Ethereum developers discuss whether to delay the difficulty bomb yet again with some arguing that it should be moved by another 3-4 months.

One of them said there shouldn’t be pressure for the sake of pressure, and some argued that “testnet deployments have been bumpy.”

The launch of the Ropsten testnet merge met some difficulties due to an artificial increase in its hashrate causing the launch time to be far sooner than expected.

“Given the low hash rate on Ropsten (and Sepolia), it is cheap for someone to increase it. On May 26th, someone did that and 20x’d the hash rate,” said Tim Beiko, an eth dev.

Rather than merge related testnet problems, however, that sounds more like someone playing games with a number of devs on the All Core Meeting saying this issue doesn’t reflect on the Merge.

But Tomasz Stańczak, the founder of the eth1 client Nethermind who pushed for delaying the difficulty bomb, argued that the shadoforks don’t tell much in reply to a dev stating they had gone well.

Stańczak instead said that the hive tests had shown “multiple failings” with no further detail provided.

Marius van der Wijden was of the view that a delay would mean another hardfork would need to be scheduled which requires community coordination. “We might lose some people if we schedule another delay,” he said.

He further argued that he is not seeing technical merits to the proposal to delay the difficulty bomb, and that teams should really strive to “hit the timelines we set ourselves.”

But an EIP will now be drafted to be discussed in the next call with it sounding like there’s some sort of consensus for a half-way delay of two months.

The difficulty bomb has not quite began moving yet as can be seen above, yet Stańczak argued block times will rise to 25 seconds in August.

Previously it has taken some months from the difficulty bomb kicking in to blocktimes rising anywhere near 30 seconds, and so it probably wouldn’t be until the end of September if not later.

A delay of two months would instead mean the difficulty bomb would start in early October, and so blocktimes would stay at 13 seconds through August and September.

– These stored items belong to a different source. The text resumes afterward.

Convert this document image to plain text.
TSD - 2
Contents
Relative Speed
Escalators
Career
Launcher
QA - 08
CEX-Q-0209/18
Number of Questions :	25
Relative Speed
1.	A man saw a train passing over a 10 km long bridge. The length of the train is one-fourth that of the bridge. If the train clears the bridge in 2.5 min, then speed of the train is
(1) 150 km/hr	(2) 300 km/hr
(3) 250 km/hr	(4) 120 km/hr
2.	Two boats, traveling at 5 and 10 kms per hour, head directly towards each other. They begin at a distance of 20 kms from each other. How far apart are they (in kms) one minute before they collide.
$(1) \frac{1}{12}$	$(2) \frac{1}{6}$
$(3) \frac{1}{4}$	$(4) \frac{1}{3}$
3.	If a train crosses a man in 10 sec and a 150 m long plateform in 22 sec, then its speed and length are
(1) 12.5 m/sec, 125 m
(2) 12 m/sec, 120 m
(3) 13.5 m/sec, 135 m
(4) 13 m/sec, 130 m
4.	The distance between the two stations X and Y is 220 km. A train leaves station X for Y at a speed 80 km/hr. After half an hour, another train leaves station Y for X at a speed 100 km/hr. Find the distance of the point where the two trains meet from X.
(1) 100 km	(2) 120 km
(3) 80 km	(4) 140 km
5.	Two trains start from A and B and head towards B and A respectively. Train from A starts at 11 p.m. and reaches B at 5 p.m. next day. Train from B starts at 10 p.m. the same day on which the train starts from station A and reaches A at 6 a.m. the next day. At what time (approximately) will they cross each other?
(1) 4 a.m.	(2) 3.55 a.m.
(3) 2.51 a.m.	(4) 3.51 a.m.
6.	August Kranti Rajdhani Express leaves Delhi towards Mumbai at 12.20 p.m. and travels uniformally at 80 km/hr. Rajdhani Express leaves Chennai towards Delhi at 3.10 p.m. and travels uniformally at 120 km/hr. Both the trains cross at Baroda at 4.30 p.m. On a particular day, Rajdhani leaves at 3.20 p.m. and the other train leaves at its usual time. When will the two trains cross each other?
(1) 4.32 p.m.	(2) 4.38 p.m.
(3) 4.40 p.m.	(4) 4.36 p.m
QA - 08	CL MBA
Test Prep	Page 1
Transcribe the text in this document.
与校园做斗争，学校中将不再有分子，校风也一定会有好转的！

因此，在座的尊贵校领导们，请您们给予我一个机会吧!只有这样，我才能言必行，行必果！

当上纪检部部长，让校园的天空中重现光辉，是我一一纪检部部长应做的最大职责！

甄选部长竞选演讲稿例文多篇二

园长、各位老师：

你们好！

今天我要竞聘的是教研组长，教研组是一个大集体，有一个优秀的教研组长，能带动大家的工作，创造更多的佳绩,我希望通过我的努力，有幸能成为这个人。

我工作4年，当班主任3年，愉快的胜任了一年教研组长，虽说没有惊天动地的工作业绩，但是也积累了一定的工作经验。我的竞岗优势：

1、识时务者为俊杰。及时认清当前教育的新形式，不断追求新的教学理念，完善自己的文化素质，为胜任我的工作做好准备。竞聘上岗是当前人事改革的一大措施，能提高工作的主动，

Some take that difficulty bomb and its delay as the actual target date for the Merge, with Stańczak publicly stating prior to the call that he estimates the Merge “in the second half of October,” with August being optimistic.

The  initial target for the merge was June considering they have been testing it on Klin since March. This was pushed back to August, though that probably always was September, and now may be pushed back again to October.

If the difficulty bomb is delayed, then a significant part of the Merge pushback will be the hard-forking of eth1 to implement that delay, with two months costing eth holders $60 million on top of the $90 million for the delay to August.

All the while, no one has quite explained why they spent time on shadow forking when it’s apparently useless according to Stańczak, or why do we need endless testnet after testnet merges when it usually has been one testnet upgrade – klin – running for three months.

In addition, letting the difficulty bomb continue should smooth the transition of miners out of the network as instead of all their income being suddenly cut off, it will gradually reduce due to blocktimes increasing, halving in September and then down to zero once the merge goes live.

But from the discussion, the worst they seemingly plan to do is to delay to October anyway, so it all sounds a bit academic with the Ropsten testnet merge to occur first in about two weeks which should give some indication of how the delay strategy is going.